In recent years, Bill Niman has called out Niman Ranch for doing things contrary to the company’s original mandate. Cattle are now raised in commercial feedlots. Antibiotics are still not fed to healthy livestock, but antimicrobials (which fall outside of the USDA’s description of antibiotics) are. The ranch named after Niman responds with the argument that (a) all of the above are widely practiced and (b) the company is making money, a different state of affairs from when both Bill Niman and his name were on the premises.

Not much has changed except for the addition of Grandin’s name, says Paul Willis, head of Niman Ranch’s pig division. When asked about Niman and the accusation of standards compromise, Willis mentions, quite graciously, that Iowa ranks 50th in the nation in terms of water quality because of industrial hog farms with far looser standards than Niman’s, and that he could see two of them from where he was standing.

Everyone is trying to come up with the right way to kill an animal, and then eat it, and still make money at it.

And now Niman Ranch also has Grandin’s name. Or rather: sort of.
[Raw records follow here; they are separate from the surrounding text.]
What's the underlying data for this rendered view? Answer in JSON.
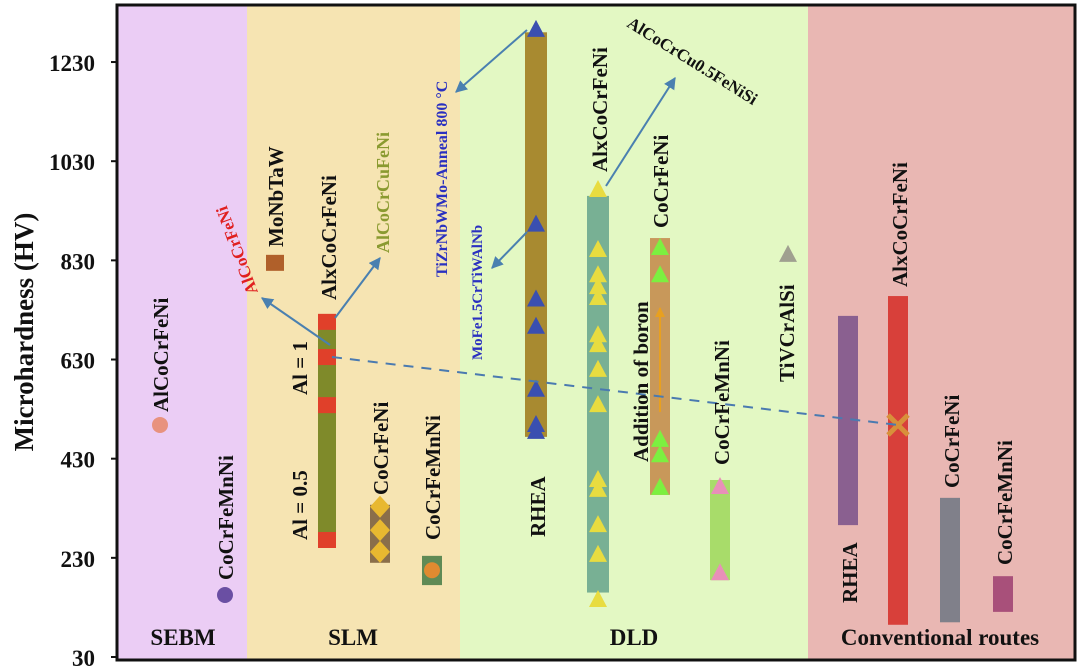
{
  "chart_data": {
    "type": "bar",
    "subtype": "floating range bars with markers",
    "title": "",
    "xlabel": "",
    "ylabel": "Microhardness (HV)",
    "ylim": [
      30,
      1330
    ],
    "yticks": [
      30,
      230,
      430,
      630,
      830,
      1030,
      1230
    ],
    "grid": false,
    "regions": [
      {
        "name": "SEBM",
        "color": "#ebcdf5"
      },
      {
        "name": "SLM",
        "color": "#f6e4b2"
      },
      {
        "name": "DLD",
        "color": "#e3f8c3"
      },
      {
        "name": "Conventional routes",
        "color": "#e9b7b3"
      }
    ],
    "items": [
      {
        "label": "AlCoCrFeNi",
        "region": "SEBM",
        "range": null,
        "points": [
          498
        ],
        "marker": "circle",
        "marker_color": "#e8927e",
        "bar_color": null
      },
      {
        "label": "CoCrFeMnNi",
        "region": "SEBM",
        "range": null,
        "points": [
          155
        ],
        "marker": "circle",
        "marker_color": "#6a4fa3",
        "bar_color": null
      },
      {
        "label": "MoNbTaW",
        "region": "SLM",
        "range": null,
        "points": [
          825
        ],
        "marker": "square",
        "marker_color": "#b0602a",
        "bar_color": null
      },
      {
        "label": "AlxCoCrFeNi",
        "region": "SLM",
        "range": [
          250,
          714
        ],
        "points": [
          706,
          635,
          538,
          266
        ],
        "marker": "square",
        "marker_color": "#e0402a",
        "bar_color": "#7f8a2a"
      },
      {
        "label": "CoCrFeNi",
        "region": "SLM",
        "range": [
          220,
          337
        ],
        "points": [
          333,
          286,
          242
        ],
        "marker": "diamond",
        "marker_color": "#e8b830",
        "bar_color": "#8a6e4a"
      },
      {
        "label": "CoCrFeMnNi",
        "region": "SLM",
        "range": [
          175,
          234
        ],
        "points": [
          205
        ],
        "marker": "circle",
        "marker_color": "#e08a30",
        "bar_color": "#5f8a55"
      },
      {
        "label": "RHEA",
        "region": "DLD",
        "range": [
          474,
          1290
        ],
        "points": [
          1295,
          902,
          751,
          696,
          569,
          498,
          484
        ],
        "marker": "triangle",
        "marker_color": "#3a4fb0",
        "bar_color": "#a88a30"
      },
      {
        "label": "AlxCoCrFeNi",
        "region": "DLD",
        "range": [
          160,
          960
        ],
        "points": [
          972,
          851,
          800,
          776,
          754,
          679,
          659,
          609,
          538,
          387,
          367,
          296,
          236,
          145
        ],
        "marker": "triangle",
        "marker_color": "#e8dc40",
        "bar_color": "#78b094"
      },
      {
        "label": "CoCrFeNi",
        "region": "DLD",
        "range": [
          357,
          875
        ],
        "points": [
          855,
          800,
          468,
          437,
          371
        ],
        "marker": "triangle",
        "marker_color": "#7cf040",
        "bar_color": "#c8985a"
      },
      {
        "label": "CoCrFeMnNi",
        "region": "DLD",
        "range": [
          185,
          387
        ],
        "points": [
          373,
          199
        ],
        "marker": "triangle",
        "marker_color": "#e890b8",
        "bar_color": "#a8dc6a"
      },
      {
        "label": "TiVCrAlSi",
        "region": "DLD",
        "range": null,
        "points": [
          841
        ],
        "marker": "triangle",
        "marker_color": "#a0a090",
        "bar_color": null
      },
      {
        "label": "RHEA",
        "region": "Conventional routes",
        "range": [
          296,
          718
        ],
        "points": [],
        "marker": null,
        "marker_color": null,
        "bar_color": "#8a6090"
      },
      {
        "label": "AlxCoCrFeNi",
        "region": "Conventional routes",
        "range": [
          95,
          758
        ],
        "points": [
          498
        ],
        "marker": "cross",
        "marker_color": "#d8903a",
        "bar_color": "#d8403a"
      },
      {
        "label": "CoCrFeNi",
        "region": "Conventional routes",
        "range": [
          100,
          351
        ],
        "points": [],
        "marker": null,
        "marker_color": null,
        "bar_color": "#80808a"
      },
      {
        "label": "CoCrFeMnNi",
        "region": "Conventional routes",
        "range": [
          121,
          193
        ],
        "points": [],
        "marker": null,
        "marker_color": null,
        "bar_color": "#a8507a"
      }
    ],
    "annotations": [
      {
        "text": "AlCoCrFeNi",
        "color": "#e02020"
      },
      {
        "text": "AlCoCrCuFeNi",
        "color": "#8a9a30"
      },
      {
        "text": "Al = 1",
        "color": "#111111"
      },
      {
        "text": "Al = 0.5",
        "color": "#111111"
      },
      {
        "text": "TiZrNbWMo-Anneal 800 °C",
        "color": "#2a30c0"
      },
      {
        "text": "MoFe1.5CrTiWAlNb",
        "color": "#2a30c0"
      },
      {
        "text": "AlCoCrCu0.5FeNiSi",
        "color": "#111111"
      },
      {
        "text": "Addition of boron",
        "color": "#111111"
      }
    ]
  }
}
A few days after Niman Ranch issued a press release announcing its collaboration with Grandin, she issued a clarification. She was not approving of the standards themselves, she wrote. She went on to describe many of Niman Ranch’s standards (no antibiotics for healthy animals, no keeping animals without access to pasture) as “niche” standards. Grandin was, she said, approving not of the code, but merely of the clarity with which it was written. It was a statement mystifying in its narrowness. Surely Grandin, the anthropologist, after years of studying us, the Martians, would realize that we would see a label like “Certified: Sustainable and Humane” and think of pigs gamboling in a pasture, rather than standards approved for legal clarity, rather than ethical content.

There are so many codes for the right and wrong way of doing things — and so many of them dependent on the name of the person associated with the code. Bill Niman is trying to police the use of his former code from afar. Niman Ranch needs a new name to attach to its code, because the old name is out there making trouble. Everyone is trying to come up with the right way to kill an animal, and then eat it, and still make money at it.

(Everyone but Genghis Kahn, that is. His way sounds labor-intensive and more than a bit impractical.)

A friend of mine stopped eating meat when she returned from living in the countryside because she couldn’t imagine eating meat again that wasn’t purchased from someone who was fully known to her community. In urban areas, people like Grandin and Niman have become semaphore for that knowledge. Is there a code that can replace the trust that we place upon individual people, sometimes heedlessly?
I am unsure.


HEATHER SMITH is an editor at Meatpaper.